Jadi, sebenarnya bantuan yang akan kita terima adalah ‘bayaran’ untuk janji yang telah kita berikan, meskipun tersirat bahwa dunia masih meragukan pemerintah Indonesia mampu mewujudkan janji tersebut, terlebih lagi dengan adanya wacana pencabutan moratorium izin penebangan hutan Januari kemarin oleh Menteri Kehutanan, Siti Nurbaya.
Penutup
Kebakaran hutan dan kabut asap yang sedang terjadi oleh NASA dinyatakan sebagai rekor baru. Â Korban sudah tak terhitung. Merincikan kerugian dalam angka-angka justru hanya mengurangi arti dari RUGI itu sendiri. Anak-anak yang kehilangan masa depan. Tumbuhan dan hewan yang terancam atau bahkan sudah punah. Iklim global yang berubah. Bahkan rasa empati yang hilang demi membela orang per orang.

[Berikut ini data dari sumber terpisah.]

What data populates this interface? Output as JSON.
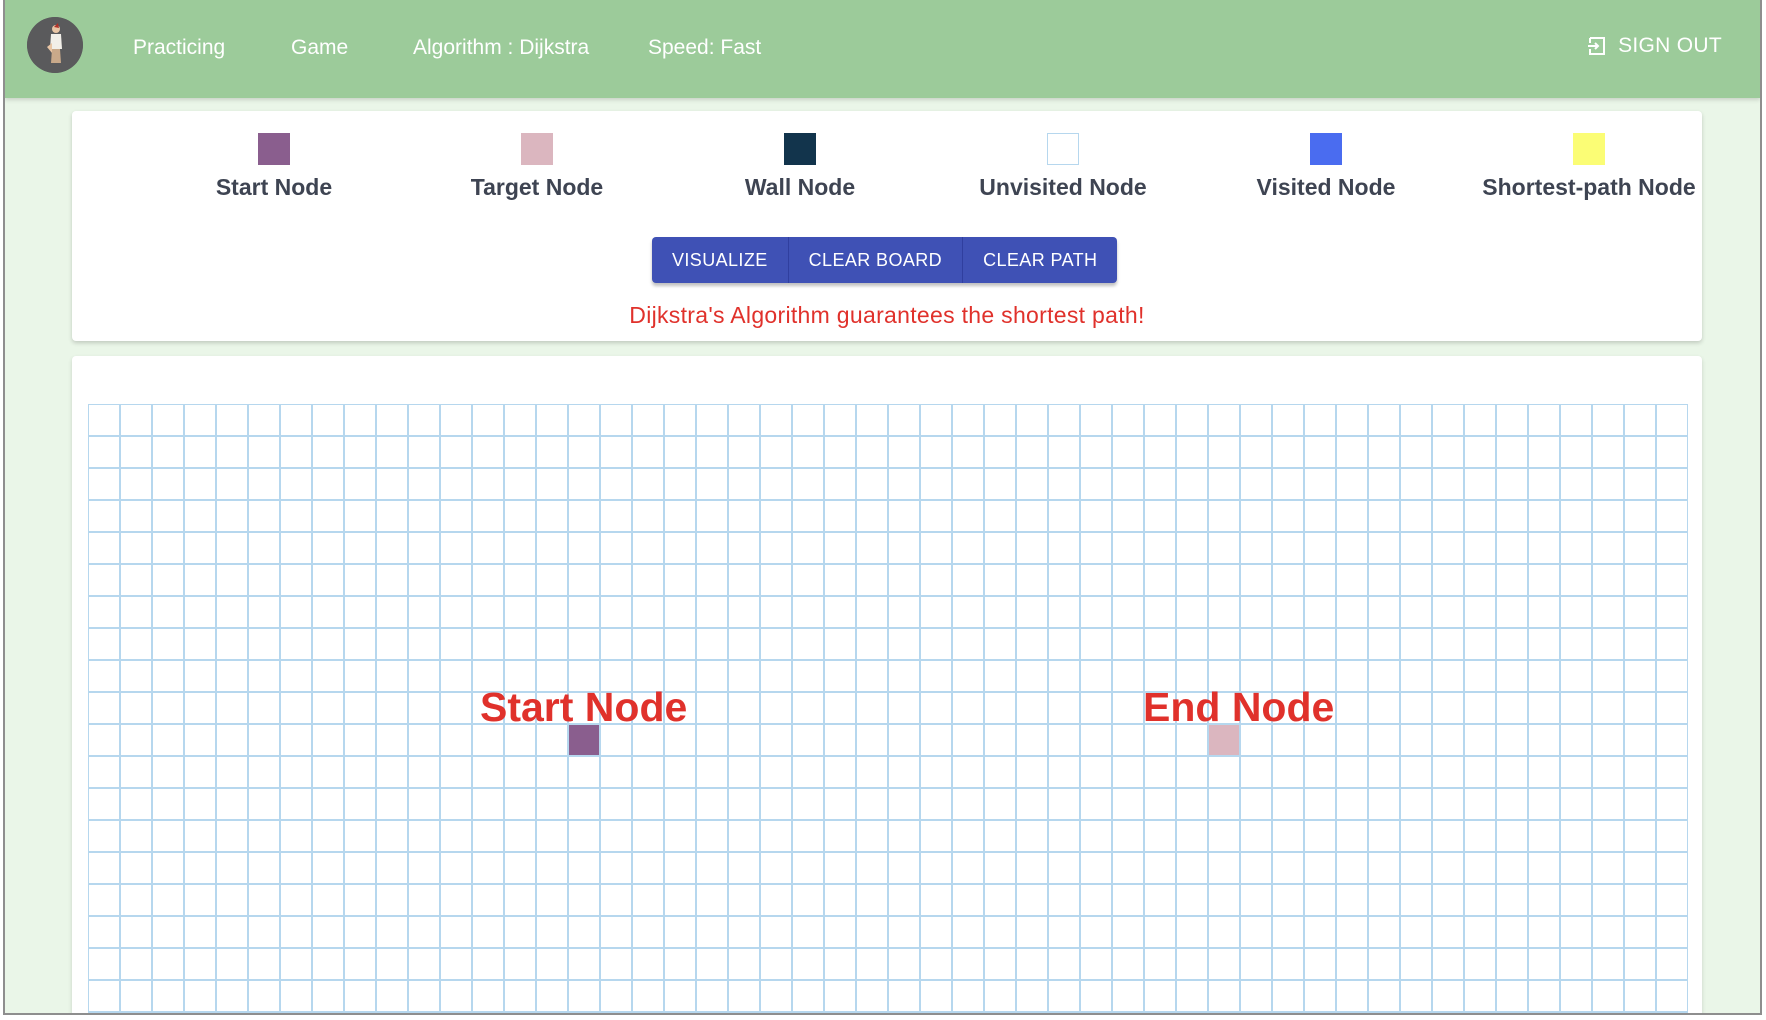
{
  "navbar": {
    "practicing": "Practicing",
    "game": "Game",
    "algorithm": "Algorithm : Dijkstra",
    "speed": "Speed: Fast",
    "sign_out": "SIGN OUT"
  },
  "legend": [
    {
      "label": "Start Node",
      "color": "#8a5e8e"
    },
    {
      "label": "Target Node",
      "color": "#dbb6bf"
    },
    {
      "label": "Wall Node",
      "color": "#12344c"
    },
    {
      "label": "Unvisited Node",
      "color": "#ffffff"
    },
    {
      "label": "Visited Node",
      "color": "#4a6cf0"
    },
    {
      "label": "Shortest-path Node",
      "color": "#fbfd75"
    }
  ],
  "controls": {
    "visualize": "VISUALIZE",
    "clear_board": "CLEAR BOARD",
    "clear_path": "CLEAR PATH"
  },
  "message": "Dijkstra's Algorithm guarantees the shortest path!",
  "board": {
    "start_caption": "Start Node",
    "end_caption": "End Node",
    "start_cell": {
      "row": 10,
      "col": 15
    },
    "target_cell": {
      "row": 10,
      "col": 35
    }
  },
  "colors": {
    "navbar": "#9ccb9a",
    "accent_button": "#3f51b5",
    "message": "#e0312b"
  }
}
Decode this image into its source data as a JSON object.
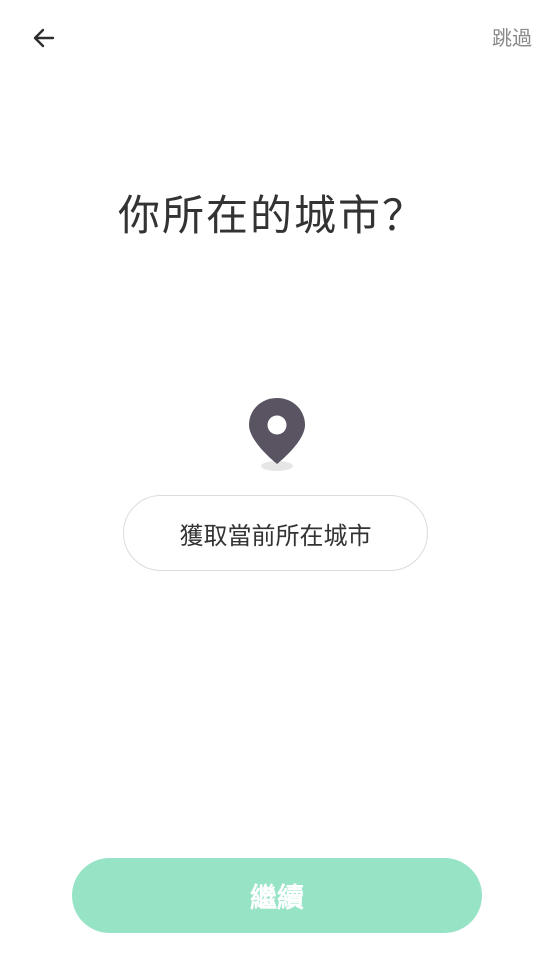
{
  "header": {
    "back_icon": "arrow-left-icon",
    "skip_label": "跳過"
  },
  "main": {
    "title": "你所在的城市？",
    "location_icon": "map-pin-icon",
    "detect_city_label": "獲取當前所在城市"
  },
  "footer": {
    "continue_label": "繼續"
  },
  "colors": {
    "accent": "#97e3c6",
    "pin": "#5a5462",
    "text": "#333333",
    "muted": "#8a8a8a"
  }
}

Yang kita butuhkan sekarang adalah membantu segera para korban, menemukan inti masalah dan solusinya, bersikap rendah hati, bekerja pintar tanpa basa-basi, bertindak tegas mengadili dan menghukum pelanggar undang-undang tanpa pandang bulu, dengan prioritas mafia kelas berat terlebih dahulu!